Zunächst ein interessanter link. Obwohl vermutlich niemand eine Braue heben wird dazu, dass in österreichischen Kellern auch Kamele zu finden sind:

Intact Ottoman 'war camel' found in Austrian cellar

Mein Erkundungsstand ist folgender: Dromedare im Wienerwald und auf steirischen Almen waren ein Missgriff. Die Tiere erkrankten durchgehend. Obwohl die Fourage für sie mitgeführt wurde (was neue, ökonomische Rätsel aufwirft) ist ihnen die zusätzliche Äsung am Wegesrand sehr schlecht bekommen.

In Nordmazedonien fühlten sie sich scheinbar noch recht wohl. Ich machte mich auf die Suche nach Zeitungsausschnitten und Postkarten, die ich bei Interesse gerne einscannen werde. Zum Bsp. ein Bildbericht bulgarischer Bauern, die noch in den 1920ern Jahren ihre Restbestände an Dromedaren vor den Pflug spannten! Und ist ja nicht anzunehmen, dass sie das Futter auf Amazon bestellten. Gewiss, dass sind schon deutliche trockenere Gegenden, stark zellulosehältige Weiden...aber die genaue Erklärung eines Zoologen wäre schon interessant, warum sie dort noch zurecht kamen und ab wo genau es, ich nehme einmal an "zu saftig" für sie wurde. Gewiss, es auch war auch in Bulgarien ein bald verschwundenes Auslaufmodell. Ist wohl kein ideales Zugtier und Bulgaren müssen keine Wüsten durchqueren. Es dürfte sich also um Bestände gehandelt haben, die aus den Weiten des Orients dort "hängenblieben". Von Syrern zurückgelassen wurden oder noch exotischerer Herkunft....

Das baktrische Kamel/Trampeltier wurde noch im 1. Wk bis nach Nordserbien vom osmanischen Train eingesetzt. Dazu gibt es auch imposante Aufnahmen langer Karawanen bis nach Belgrad hinauf. Ok das baktrische Kamel kommt bei uns gut zurecht, wird ja auch heute noch hin und wieder von Liebhabern auf der normalen Weide gehalten.
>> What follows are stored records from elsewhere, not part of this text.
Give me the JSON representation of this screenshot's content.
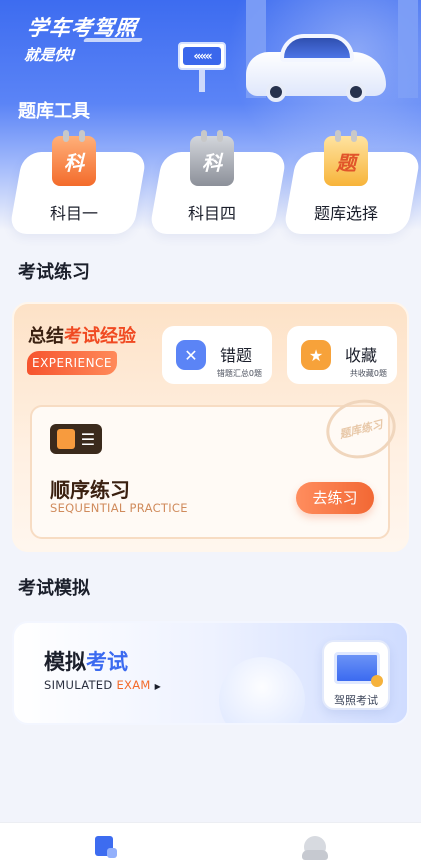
{
  "header": {
    "slogan_line1": "学车考驾照",
    "slogan_line2": "就是快!",
    "sign_text": "«««"
  },
  "tools": {
    "title": "题库工具",
    "items": [
      {
        "icon_text": "科",
        "label": "科目一",
        "icon": "calendar-orange-icon",
        "color": "#f36b2b"
      },
      {
        "icon_text": "科",
        "label": "科目四",
        "icon": "calendar-gray-icon",
        "color": "#8c9099"
      },
      {
        "icon_text": "题",
        "label": "题库选择",
        "icon": "calendar-yellow-icon",
        "color": "#f7b43a"
      }
    ]
  },
  "practice": {
    "title": "考试练习",
    "summary_prefix": "总结",
    "summary_highlight": "考试经验",
    "tag": "EXPERIENCE",
    "wrong": {
      "label": "错题",
      "sub": "错题汇总0题",
      "icon": "wrong-questions-icon",
      "color": "#5b84f6"
    },
    "favorite": {
      "label": "收藏",
      "sub": "共收藏0题",
      "icon": "star-folder-icon",
      "color": "#f7a23a"
    },
    "stamp": "题库练习",
    "sequential_title": "顺序练习",
    "sequential_sub": "SEQUENTIAL PRACTICE",
    "go_button": "去练习"
  },
  "exam": {
    "title": "考试模拟",
    "main_prefix": "模拟",
    "main_highlight": "考试",
    "sub_prefix": "SIMULATED ",
    "sub_highlight": "EXAM",
    "sub_arrow": "▶",
    "license_label": "驾照考试"
  },
  "tabbar": {
    "items": [
      {
        "icon": "question-bank-tab-icon",
        "active": true
      },
      {
        "icon": "profile-tab-icon",
        "active": false
      }
    ]
  },
  "colors": {
    "brand_blue": "#3d6cf0",
    "accent_orange": "#f26834"
  }
}
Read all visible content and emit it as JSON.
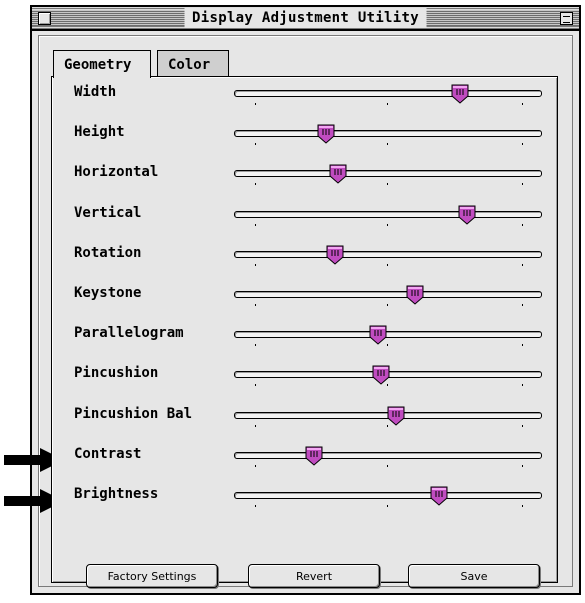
{
  "window": {
    "title": "Display Adjustment Utility"
  },
  "tabs": [
    {
      "label": "Geometry",
      "active": true
    },
    {
      "label": "Color",
      "active": false
    }
  ],
  "sliders": [
    {
      "label": "Width",
      "value": 0.74
    },
    {
      "label": "Height",
      "value": 0.3
    },
    {
      "label": "Horizontal",
      "value": 0.34
    },
    {
      "label": "Vertical",
      "value": 0.76
    },
    {
      "label": "Rotation",
      "value": 0.33
    },
    {
      "label": "Keystone",
      "value": 0.59
    },
    {
      "label": "Parallelogram",
      "value": 0.47
    },
    {
      "label": "Pincushion",
      "value": 0.48
    },
    {
      "label": "Pincushion Bal",
      "value": 0.53
    },
    {
      "label": "Contrast",
      "value": 0.26
    },
    {
      "label": "Brightness",
      "value": 0.67
    }
  ],
  "buttons": {
    "factory_settings": "Factory Settings",
    "revert": "Revert",
    "save": "Save"
  },
  "colors": {
    "thumb": "#c04cc0",
    "thumb_light": "#f2a6f2",
    "window_bg": "#e6e6e6"
  },
  "annotations": {
    "arrow_targets": [
      "Contrast",
      "Brightness"
    ]
  }
}
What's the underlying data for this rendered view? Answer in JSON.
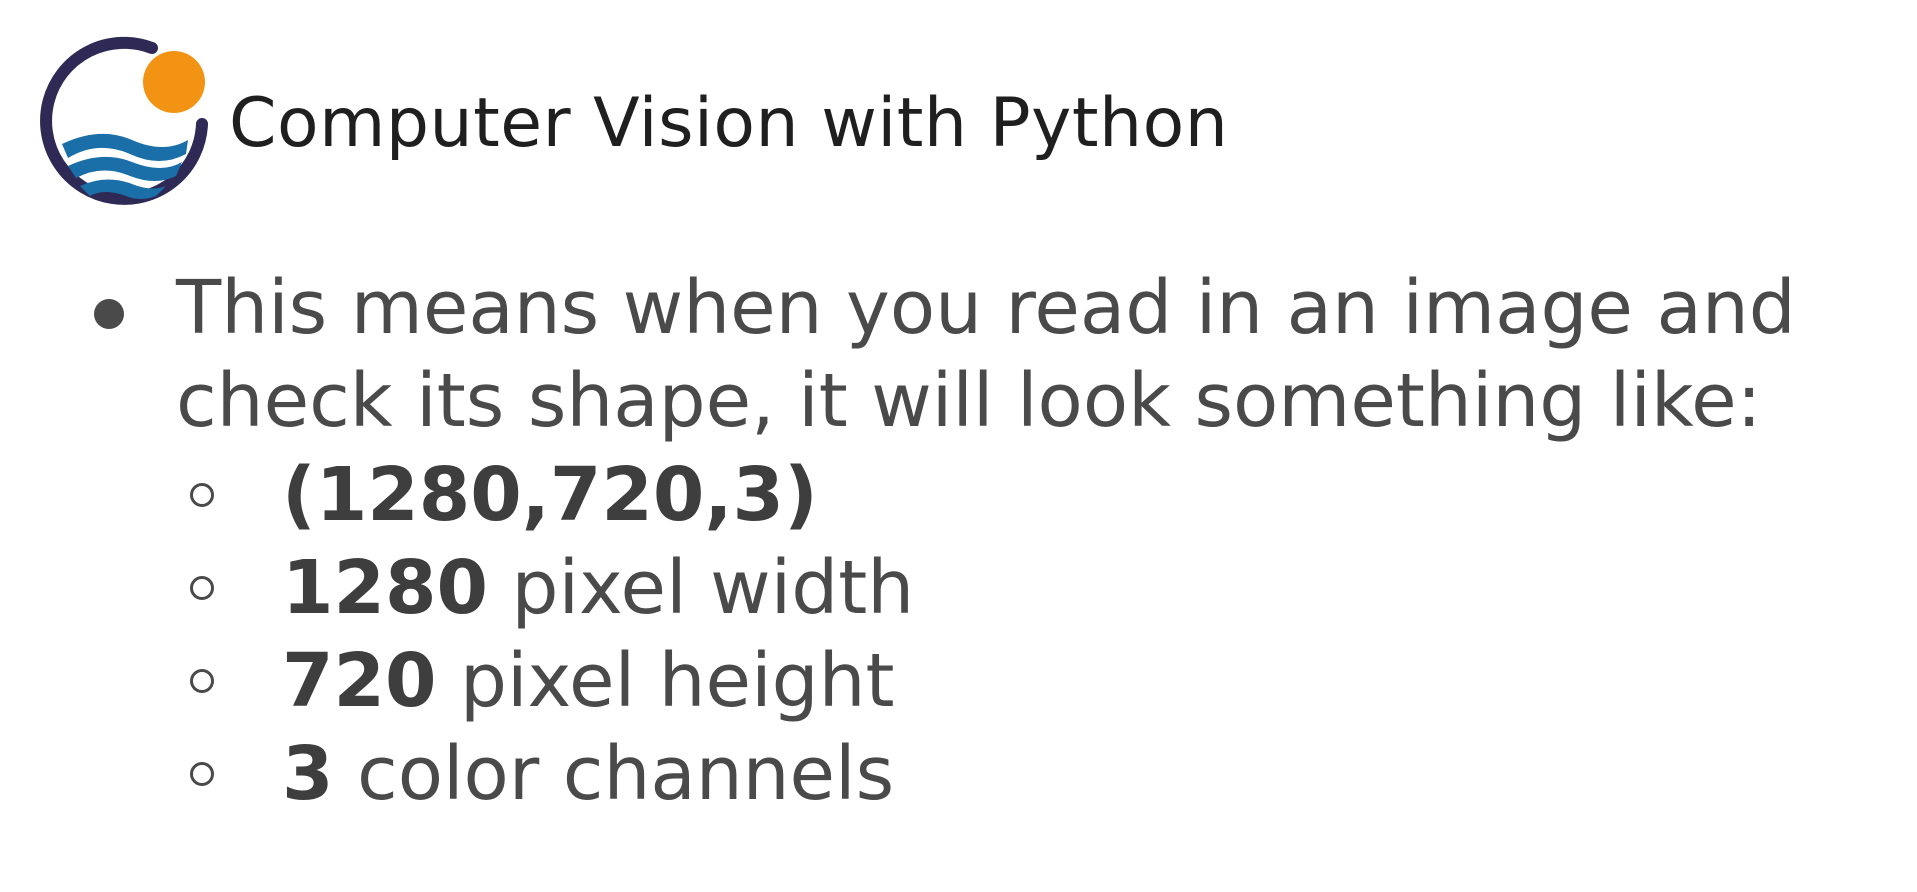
{
  "header": {
    "title": "Computer Vision with Python",
    "logo_icon": "sun-over-waves-logo",
    "colors": {
      "ring": "#2e2a55",
      "sun": "#f39313",
      "wave": "#1a6fa8"
    }
  },
  "bullet": {
    "text_line1": "This means when you read in an image and",
    "text_line2": "check its shape, it will look something like:"
  },
  "sub_items": [
    {
      "bold": "(1280,720,3)",
      "rest": ""
    },
    {
      "bold": "1280",
      "rest": " pixel width"
    },
    {
      "bold": "720",
      "rest": " pixel height"
    },
    {
      "bold": "3",
      "rest": " color channels"
    }
  ]
}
Stellt sich die Frage, wo war in osmanischer Zeit der Umschlagplatz. Man sollte meinen, in den anatolischen Karawansereien wurde auf Maultier & Co. umgesattelt. Dann machte es aber noch weniger Sinn, bspw 1529 20.000 Dromedare bis nach Wien zu treiben. Denn 20.000 zusätzliche Maultiere, das war damals gewiss kein Ding der Unmöglichkeit. Die hätte man unterwegs locker zusammen bekommen.

In einigen Quellen wird Skopje, das damalige Üsküb erwähnt. Das auch nur verzeinzelt von Karawanen aus Dromedaren angesteuert wurde und dort wäre der historische Endbahnhof gewesen. Schon ziemlich tief in Europa.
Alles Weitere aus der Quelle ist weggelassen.